Vietnam taxpayers want bigger relief to cover illness

Dec 13th at 10:42
13-12-2016 10:42:09+07:00

Vietnam taxpayers want bigger relief to cover illness

Vietnamese taxpayers want to enjoy more lenient rules when they become ill, as the current regulations will give little or no relief for their financial burden.

 

Local payers of the personal income tax lament that they will still have to fulfill tax obligations, or are only eligible for a modest exemption or reduction even when they catch serious or fatal diseases.

In the meantime, the current procedure for sick taxpayers to apply for such a reduction or exemption is so complicated that few are able to follow through all the paperwork to get their benefits.

Rigid rules

Vietnam currently applies progressive personal income tax, with the taxpaying threshold set at VND5 million (US$223) and the tax rates ranging from five percent to 30 percent.

The taxable income is calculated by deducting VND9 million ($402) from an individual’s total income, and another VND3.6 million ($161) for each of their dependents.

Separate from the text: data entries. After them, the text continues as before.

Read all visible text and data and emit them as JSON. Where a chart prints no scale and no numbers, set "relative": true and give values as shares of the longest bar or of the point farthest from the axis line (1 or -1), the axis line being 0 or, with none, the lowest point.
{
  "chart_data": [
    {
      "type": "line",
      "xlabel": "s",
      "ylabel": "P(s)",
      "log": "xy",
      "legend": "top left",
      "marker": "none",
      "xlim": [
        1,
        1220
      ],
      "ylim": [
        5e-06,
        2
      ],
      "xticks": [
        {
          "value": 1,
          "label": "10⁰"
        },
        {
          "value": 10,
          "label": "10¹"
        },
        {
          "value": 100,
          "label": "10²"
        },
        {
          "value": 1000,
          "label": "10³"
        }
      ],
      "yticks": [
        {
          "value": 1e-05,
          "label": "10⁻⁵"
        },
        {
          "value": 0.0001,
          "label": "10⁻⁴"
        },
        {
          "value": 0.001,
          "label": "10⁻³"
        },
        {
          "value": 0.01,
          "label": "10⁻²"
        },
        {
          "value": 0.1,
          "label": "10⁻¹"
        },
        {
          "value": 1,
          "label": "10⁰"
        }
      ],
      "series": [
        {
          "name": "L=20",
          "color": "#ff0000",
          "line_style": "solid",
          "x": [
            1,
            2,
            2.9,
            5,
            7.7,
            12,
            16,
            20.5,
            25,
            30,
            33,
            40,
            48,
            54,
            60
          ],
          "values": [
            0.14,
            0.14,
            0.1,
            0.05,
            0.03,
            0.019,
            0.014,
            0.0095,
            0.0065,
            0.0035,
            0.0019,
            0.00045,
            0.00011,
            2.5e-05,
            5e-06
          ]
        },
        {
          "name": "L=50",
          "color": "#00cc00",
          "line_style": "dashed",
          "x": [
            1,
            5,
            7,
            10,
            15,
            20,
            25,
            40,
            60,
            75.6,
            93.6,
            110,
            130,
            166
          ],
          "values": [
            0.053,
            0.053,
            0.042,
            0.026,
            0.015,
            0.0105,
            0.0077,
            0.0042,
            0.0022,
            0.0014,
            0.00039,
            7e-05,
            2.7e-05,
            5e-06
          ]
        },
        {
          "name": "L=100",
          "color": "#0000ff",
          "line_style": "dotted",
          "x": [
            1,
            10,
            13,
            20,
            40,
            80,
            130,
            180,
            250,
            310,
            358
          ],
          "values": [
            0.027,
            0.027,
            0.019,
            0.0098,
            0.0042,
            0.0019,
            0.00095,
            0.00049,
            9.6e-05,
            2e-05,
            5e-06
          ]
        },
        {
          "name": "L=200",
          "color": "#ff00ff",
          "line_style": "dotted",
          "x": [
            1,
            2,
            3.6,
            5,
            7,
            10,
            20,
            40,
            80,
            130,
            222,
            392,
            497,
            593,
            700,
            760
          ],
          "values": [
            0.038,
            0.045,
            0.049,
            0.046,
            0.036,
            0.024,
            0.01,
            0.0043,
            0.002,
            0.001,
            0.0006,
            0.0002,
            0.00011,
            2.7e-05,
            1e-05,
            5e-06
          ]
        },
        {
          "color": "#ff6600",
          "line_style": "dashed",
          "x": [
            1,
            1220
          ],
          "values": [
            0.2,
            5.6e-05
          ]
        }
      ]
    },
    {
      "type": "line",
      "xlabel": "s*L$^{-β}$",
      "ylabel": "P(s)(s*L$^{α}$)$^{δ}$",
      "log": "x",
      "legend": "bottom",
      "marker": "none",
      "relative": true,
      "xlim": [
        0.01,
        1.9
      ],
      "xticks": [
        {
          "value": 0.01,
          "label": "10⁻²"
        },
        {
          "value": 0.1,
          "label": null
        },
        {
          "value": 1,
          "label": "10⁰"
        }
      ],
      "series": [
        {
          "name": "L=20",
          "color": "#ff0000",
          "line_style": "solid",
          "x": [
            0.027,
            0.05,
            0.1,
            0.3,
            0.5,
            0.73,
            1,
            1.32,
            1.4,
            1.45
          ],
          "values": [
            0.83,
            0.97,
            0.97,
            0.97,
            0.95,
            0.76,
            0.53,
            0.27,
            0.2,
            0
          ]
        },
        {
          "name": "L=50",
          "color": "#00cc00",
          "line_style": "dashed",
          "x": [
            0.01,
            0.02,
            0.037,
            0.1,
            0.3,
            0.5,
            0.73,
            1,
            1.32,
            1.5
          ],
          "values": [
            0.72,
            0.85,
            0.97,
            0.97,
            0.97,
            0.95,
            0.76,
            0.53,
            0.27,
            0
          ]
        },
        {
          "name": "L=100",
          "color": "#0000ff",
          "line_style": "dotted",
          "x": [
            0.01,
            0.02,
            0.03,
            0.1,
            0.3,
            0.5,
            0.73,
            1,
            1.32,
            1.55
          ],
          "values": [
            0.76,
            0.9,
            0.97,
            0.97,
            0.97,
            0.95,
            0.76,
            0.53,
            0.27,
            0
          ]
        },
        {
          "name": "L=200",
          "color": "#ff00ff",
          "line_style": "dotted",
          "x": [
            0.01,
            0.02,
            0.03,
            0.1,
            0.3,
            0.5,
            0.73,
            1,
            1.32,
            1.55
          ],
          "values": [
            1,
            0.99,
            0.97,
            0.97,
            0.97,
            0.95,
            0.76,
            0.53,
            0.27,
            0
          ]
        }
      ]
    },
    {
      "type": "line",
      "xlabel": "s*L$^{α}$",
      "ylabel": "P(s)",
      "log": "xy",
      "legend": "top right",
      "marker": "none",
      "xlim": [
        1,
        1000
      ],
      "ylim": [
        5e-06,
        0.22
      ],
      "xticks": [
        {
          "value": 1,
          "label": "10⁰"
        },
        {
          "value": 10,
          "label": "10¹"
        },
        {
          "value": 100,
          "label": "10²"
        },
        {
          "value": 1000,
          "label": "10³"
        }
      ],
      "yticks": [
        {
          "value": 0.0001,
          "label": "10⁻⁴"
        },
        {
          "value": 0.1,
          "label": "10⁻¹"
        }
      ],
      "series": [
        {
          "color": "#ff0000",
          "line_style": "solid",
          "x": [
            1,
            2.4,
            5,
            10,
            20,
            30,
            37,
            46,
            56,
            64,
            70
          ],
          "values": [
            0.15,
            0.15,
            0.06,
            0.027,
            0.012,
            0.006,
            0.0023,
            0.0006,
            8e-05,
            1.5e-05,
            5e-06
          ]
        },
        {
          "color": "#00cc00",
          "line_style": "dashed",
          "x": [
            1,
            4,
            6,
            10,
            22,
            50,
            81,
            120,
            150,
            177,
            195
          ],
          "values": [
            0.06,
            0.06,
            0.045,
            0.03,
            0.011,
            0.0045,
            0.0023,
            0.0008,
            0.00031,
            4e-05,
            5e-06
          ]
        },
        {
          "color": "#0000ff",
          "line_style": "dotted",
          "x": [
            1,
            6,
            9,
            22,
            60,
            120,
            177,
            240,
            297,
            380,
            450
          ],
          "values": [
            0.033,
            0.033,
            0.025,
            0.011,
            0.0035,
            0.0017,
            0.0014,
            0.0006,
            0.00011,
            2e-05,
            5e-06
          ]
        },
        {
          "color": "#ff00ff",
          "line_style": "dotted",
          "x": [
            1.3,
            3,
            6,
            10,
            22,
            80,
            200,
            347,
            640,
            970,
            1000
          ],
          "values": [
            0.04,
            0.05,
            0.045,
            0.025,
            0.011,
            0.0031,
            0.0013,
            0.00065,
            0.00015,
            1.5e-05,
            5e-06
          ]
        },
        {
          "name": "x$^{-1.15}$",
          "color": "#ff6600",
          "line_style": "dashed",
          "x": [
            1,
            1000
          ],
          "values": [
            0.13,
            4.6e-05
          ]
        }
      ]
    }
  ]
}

For instance, a man who earns VND20 million ($893) a month with an under-18-year-old child has a taxable income of VND7.4 million ($330).

Also under the current tax law, if that person has one in a list of 42 serious diseases – cancer, heart attack, stroke, coma, kidney failure, brain injury and blindness – or has paralyzed/amputated legs/arms, he/she can apply for a tax reduction or exemption.

The tax relief, however, is not allowed to exceed the total tax that person has paid in the year he becomes ill or starts receiving treatment.

This regulation is causing trouble to taxpayers.

In 2015, Tran Thi Hau, a Hanoi liver cancer patient, had to spend VND150 million ($6,696) covering treatment for her disease.

Due to her illness, Hau had to quit work for six months, and her income dropped accordingly. The woman paid a total of VND26 million ($1,161) in income tax in 2015, meaning she was only able to enjoy a tax reduction of VND26 million as per the rule.

Hau said she had paid up to VND30 million ($1,339) in income tax every year in the pre-2015 period, but the calculation was done on the very year when she had lower earnings.

Changes needed

A chief accountant at the tax office in Phu Nhuan District, Ho Chi Minh City, said there have been cases in which taxpayers started their retirement or almost had no taxable income in the very year their tax reduction and exemption are calculated, so they “received no tax relief at all.”

“Taxpayers feel unfair as the huge amount of taxes they paid in the past is useless,” he said.

An official at a tax office in Ho Chi Minh City said the current regulation just “provides insignificant relief for sick taxpayers.”

He added that this appears to be the reason why his tax office has so far received only a couple of taxpayers who came to apply for tax exemption or reduction to cover their medical treatment.

But the chief accountant in Phu Nhuan District said red tape may be another reason because “you have to provide numerous different papers to complete the procedure.”

Many taxpayers have demanded that the reduction and exemption be calculated based on their tax payments in the subsequent years from the year they become ill or start treatment.

“This is a reasonable proposal and I personally back this idea,” said Ta Thi Phuong Lan, deputy head of the agency in charge of personal income tax under the General Department of Taxation.

Lan said businesses are currently allowed to carry over their losses in one certain year to the following years to reduce the amount of corporate income tax, so individuals should be allowed to do the same to ensure fairness.

“The tax rule must be changed to create fairness between individuals and businesses,” she said.

“Exempting or reducing taxes for taxpayers suffering ailments basically has no impact on the state budget revenue.”